Plot rolling mean together with data
I have a DataFrame that looks something like this: ####delays: Worst case Avg case 2014-10-27 2.861433 0.953108 2014-10-28 2.899174 0.981917 2014-10-29 3.080738 1.030154 2014-10-30 2.298898 0.711107 2014-10-31 2.856278 0.998959 2014-11-01 3.118587 1.147104 ... I would like to plot the data of this DataFrame, together with the rolling mean of the data. I would like the data itself should be a dotted line and the rolling mean to be a full line. The worst case column should be in red, while the average case column should be in blue. I've tried the following code: import pandas as pd import matplotlib.pyplot as plt rolling = pd.rolling_mean(delays, 7) delays.plot(x_compat=True, style='r--') rolling.plot(style='r') plt.title('Delays per day on entire network') plt.xlabel('Date') plt.ylabel('Minutes') plt.show() Unfortunately, this gives me 2 different plots. One with the data and one with the rolling mean. Also, the worst case column and average case column are both in red. How can I get this to work?

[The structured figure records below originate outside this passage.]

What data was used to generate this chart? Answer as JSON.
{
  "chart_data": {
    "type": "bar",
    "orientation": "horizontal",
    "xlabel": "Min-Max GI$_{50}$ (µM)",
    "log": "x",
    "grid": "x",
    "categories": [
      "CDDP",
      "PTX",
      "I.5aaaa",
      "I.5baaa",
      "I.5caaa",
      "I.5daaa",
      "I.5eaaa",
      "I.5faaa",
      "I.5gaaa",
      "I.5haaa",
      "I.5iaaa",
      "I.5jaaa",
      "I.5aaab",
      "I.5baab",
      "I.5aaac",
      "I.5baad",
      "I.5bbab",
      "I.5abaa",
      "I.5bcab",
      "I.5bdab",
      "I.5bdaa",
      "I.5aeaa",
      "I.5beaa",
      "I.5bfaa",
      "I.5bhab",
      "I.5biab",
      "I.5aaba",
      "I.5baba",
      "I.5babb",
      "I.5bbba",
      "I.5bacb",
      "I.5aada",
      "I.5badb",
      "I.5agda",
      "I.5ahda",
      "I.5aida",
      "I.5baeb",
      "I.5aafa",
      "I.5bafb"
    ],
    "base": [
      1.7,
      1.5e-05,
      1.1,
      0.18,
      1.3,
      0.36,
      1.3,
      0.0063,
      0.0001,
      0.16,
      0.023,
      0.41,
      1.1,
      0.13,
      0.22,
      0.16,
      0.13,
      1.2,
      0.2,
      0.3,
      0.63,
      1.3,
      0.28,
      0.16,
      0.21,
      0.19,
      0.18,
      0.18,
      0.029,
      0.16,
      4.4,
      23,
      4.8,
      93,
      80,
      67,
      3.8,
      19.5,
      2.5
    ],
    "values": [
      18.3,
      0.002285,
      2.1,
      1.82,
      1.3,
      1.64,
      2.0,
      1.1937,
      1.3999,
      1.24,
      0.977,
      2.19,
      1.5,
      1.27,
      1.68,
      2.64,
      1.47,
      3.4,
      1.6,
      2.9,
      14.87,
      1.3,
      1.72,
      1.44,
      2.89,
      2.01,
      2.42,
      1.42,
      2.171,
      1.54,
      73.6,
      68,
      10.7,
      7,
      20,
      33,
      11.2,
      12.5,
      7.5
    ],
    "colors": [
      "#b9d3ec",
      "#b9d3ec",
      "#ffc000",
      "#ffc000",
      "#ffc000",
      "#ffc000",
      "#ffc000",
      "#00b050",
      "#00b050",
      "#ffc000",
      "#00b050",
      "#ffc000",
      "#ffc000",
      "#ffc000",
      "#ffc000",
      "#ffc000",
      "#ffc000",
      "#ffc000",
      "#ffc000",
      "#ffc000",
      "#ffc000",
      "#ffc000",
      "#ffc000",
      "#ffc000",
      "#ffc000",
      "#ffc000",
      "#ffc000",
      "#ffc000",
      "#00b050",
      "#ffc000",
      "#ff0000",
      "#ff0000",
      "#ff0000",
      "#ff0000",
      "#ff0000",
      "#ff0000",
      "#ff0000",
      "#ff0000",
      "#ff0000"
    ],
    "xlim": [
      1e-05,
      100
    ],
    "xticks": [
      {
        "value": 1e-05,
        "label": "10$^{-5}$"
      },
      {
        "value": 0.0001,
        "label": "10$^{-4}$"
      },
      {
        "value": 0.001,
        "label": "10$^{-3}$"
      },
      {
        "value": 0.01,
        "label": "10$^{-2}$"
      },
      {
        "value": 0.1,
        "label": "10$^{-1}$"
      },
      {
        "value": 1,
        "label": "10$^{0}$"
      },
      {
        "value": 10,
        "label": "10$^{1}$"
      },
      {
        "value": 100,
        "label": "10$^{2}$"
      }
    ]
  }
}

You need to say to pandas where you want to plot. By default pandas creates a new figure. Just modify these 2 lines: delays.plot(x_compat=True, style='r--') rolling.plot(style='r') by: ax_delays = delays.plot(x_compat=True, style='--', color=["r","b"]) rolling.plot(color=["r","b"], ax=ax_delays, legend=0) in the 2nd line you now tell pandas to plot on ax_delays, and to not show the legend again. To get 2 different colors for the 2 lines, just pass as many colors with color argument (see above).